Lean is a powerful, thought-provoking piece of drama about the psychological implications of anorexia. At times overwhelming, its unexpected humour and moments of intense tenderness make it a complex and brilliant production.

The acting was superb. Gabriel Cagan and Rose Reade were well-matched as they played out the anger, love, and guilt between Michael and Tessa. Finding that Michael has lapsed back into starving himself, Tessa threatens to starve herself until Michael starts eating again. This sets up the deadly game, the bitter one-upmanship which the play is structured on. In the first half of the play this makes for good dark humour, though it becomes much more serious as the play progresses. The conflict between the two stubborn characters certainly draws you in, which can become quite overwhelming in the intimate setting of the Corpus Playroom when the couple scream at each other, bringing up old ghosts. One cannot help but feel uncomfortably involved as one switches between supporting one character or the other, as both of them are flawed but trapped by their complicated emotions. As such the unexpected moments of humour and tenderness are much appreciated as they give the audience space to breathe.

Lean does something unusual in its subject matter, handling the sensitive issue of anorexia without using familiar (though valid) tropes of celebrity culture or body image. Instead, based on the playwright’s own relationship with a male anorexic, it focuses more on the deeply complex psychological aspect of anorexia as we find out more and more about the characters themselves. When the characters start talking about how their bodies feel as they starve themselves, or when Michael explains how superhuman, how transcendental he feels when he denies himself food, and even comparing it to drug addiction, what seems like another social issue in the newspaper becomes something intensely interesting and troubling. The play never gives anorexia one single explanation, instead, it presents anorexia both as a symptom and as an illness in itself, as a tool used to prove oneself or punish oneself, to gain attention, or even to provide a distraction.
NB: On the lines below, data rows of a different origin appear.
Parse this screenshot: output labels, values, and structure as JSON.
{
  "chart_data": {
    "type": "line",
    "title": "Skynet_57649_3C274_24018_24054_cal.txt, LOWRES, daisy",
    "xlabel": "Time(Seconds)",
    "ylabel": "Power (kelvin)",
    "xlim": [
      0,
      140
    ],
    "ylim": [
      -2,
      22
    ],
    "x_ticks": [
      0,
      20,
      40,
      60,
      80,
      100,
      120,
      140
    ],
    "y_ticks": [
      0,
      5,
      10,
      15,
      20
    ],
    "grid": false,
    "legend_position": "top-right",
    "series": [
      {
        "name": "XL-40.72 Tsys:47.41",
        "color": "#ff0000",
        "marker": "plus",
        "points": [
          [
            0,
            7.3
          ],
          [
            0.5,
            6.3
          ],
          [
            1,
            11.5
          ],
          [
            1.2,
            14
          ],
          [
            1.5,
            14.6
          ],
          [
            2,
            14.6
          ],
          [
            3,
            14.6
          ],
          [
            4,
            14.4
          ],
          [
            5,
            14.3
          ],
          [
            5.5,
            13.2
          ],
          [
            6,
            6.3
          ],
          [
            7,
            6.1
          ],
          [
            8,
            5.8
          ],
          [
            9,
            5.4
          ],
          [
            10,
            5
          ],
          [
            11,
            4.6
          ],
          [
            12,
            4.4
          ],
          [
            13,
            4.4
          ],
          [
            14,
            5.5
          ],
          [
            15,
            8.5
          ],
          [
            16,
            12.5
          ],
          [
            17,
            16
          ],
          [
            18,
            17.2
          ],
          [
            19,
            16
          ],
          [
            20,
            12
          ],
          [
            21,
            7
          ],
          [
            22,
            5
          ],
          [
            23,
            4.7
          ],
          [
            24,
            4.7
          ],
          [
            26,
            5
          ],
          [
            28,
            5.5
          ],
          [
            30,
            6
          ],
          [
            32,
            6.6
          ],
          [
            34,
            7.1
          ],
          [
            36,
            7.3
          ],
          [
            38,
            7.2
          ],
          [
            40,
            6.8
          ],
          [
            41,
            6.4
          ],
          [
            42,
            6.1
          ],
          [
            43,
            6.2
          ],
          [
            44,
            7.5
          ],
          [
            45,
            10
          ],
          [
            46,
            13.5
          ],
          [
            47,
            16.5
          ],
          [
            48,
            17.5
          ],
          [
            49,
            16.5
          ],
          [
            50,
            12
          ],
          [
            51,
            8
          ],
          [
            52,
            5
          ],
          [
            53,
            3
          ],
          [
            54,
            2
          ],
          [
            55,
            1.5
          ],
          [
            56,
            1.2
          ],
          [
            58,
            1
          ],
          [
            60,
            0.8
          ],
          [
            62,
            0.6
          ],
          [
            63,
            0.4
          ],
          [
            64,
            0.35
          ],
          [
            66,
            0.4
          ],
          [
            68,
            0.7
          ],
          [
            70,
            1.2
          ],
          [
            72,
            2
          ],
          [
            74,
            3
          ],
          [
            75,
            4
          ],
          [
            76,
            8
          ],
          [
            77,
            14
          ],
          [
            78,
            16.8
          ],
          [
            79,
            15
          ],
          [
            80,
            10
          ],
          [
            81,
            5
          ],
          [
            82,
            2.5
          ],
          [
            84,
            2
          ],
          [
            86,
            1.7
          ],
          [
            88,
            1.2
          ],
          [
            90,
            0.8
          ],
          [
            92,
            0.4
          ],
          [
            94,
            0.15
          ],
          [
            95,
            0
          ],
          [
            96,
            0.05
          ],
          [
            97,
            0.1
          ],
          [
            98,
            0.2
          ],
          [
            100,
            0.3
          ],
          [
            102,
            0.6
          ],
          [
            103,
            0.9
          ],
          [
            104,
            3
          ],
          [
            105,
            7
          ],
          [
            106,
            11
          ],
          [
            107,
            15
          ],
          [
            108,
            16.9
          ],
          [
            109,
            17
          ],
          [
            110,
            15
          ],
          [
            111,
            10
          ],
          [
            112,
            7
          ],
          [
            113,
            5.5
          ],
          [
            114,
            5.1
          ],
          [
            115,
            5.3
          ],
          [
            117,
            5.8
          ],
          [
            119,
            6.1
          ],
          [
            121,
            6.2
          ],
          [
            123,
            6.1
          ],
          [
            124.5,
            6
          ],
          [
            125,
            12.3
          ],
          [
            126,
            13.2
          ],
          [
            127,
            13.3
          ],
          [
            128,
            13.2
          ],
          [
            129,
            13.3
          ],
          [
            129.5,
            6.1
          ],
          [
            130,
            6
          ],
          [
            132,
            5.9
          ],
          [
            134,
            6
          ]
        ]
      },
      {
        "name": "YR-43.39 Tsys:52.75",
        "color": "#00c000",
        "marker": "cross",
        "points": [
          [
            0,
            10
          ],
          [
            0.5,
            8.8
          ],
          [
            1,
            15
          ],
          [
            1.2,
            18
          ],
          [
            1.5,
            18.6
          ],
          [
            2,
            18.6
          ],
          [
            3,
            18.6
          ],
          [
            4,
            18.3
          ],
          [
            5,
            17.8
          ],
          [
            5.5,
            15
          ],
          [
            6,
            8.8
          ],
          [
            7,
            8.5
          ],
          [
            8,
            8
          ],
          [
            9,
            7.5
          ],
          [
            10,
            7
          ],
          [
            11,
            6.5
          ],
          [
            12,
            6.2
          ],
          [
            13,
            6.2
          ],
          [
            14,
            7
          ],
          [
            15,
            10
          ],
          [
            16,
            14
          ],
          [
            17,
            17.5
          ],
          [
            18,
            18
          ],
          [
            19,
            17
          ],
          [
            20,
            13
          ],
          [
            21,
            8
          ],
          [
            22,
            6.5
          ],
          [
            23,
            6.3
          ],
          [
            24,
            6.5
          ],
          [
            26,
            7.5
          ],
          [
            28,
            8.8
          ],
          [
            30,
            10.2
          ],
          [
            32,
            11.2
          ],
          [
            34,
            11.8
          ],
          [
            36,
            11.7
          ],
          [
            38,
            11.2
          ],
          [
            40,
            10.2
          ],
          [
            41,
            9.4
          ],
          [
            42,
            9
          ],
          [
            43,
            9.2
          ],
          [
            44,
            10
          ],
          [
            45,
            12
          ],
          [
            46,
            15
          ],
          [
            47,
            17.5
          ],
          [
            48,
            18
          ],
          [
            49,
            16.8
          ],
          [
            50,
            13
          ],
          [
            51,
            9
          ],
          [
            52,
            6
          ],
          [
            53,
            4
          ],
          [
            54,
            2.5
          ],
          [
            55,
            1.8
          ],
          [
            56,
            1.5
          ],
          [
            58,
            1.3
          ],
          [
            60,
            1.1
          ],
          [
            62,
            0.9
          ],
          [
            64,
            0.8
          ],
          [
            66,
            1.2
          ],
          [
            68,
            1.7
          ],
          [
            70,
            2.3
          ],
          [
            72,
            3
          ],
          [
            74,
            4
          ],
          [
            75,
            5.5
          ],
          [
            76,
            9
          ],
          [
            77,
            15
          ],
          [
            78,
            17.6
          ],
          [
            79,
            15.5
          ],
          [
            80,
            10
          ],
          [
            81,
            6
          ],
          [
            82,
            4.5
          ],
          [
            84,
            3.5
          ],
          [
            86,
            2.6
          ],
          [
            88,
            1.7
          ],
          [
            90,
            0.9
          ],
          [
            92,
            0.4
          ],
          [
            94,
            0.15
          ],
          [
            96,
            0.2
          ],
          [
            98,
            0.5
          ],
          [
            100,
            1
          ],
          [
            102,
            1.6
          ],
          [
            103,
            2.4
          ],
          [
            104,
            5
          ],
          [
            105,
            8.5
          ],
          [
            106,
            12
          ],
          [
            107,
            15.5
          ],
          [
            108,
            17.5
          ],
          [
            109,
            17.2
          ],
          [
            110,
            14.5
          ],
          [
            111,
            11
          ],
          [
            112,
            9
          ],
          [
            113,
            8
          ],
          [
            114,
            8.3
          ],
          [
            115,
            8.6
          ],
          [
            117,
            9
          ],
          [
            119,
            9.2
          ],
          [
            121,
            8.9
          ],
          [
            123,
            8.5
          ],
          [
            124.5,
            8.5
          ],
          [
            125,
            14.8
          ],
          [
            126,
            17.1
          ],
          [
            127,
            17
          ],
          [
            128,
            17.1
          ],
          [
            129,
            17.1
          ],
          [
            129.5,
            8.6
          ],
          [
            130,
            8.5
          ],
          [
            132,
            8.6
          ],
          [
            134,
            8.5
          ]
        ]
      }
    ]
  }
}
The stark kitchen and the atmospheric snippets of music work well to supplement the tone of the play, and the latter in particular was used very well in conveying a sense of time. The play is well-structured, coming to a well-written climax full of tension and surprise. Though some parts of the plot were predictable, this hardly mattered as this play is so much more about character than plot. Merely an hour long, this play is well worth your time.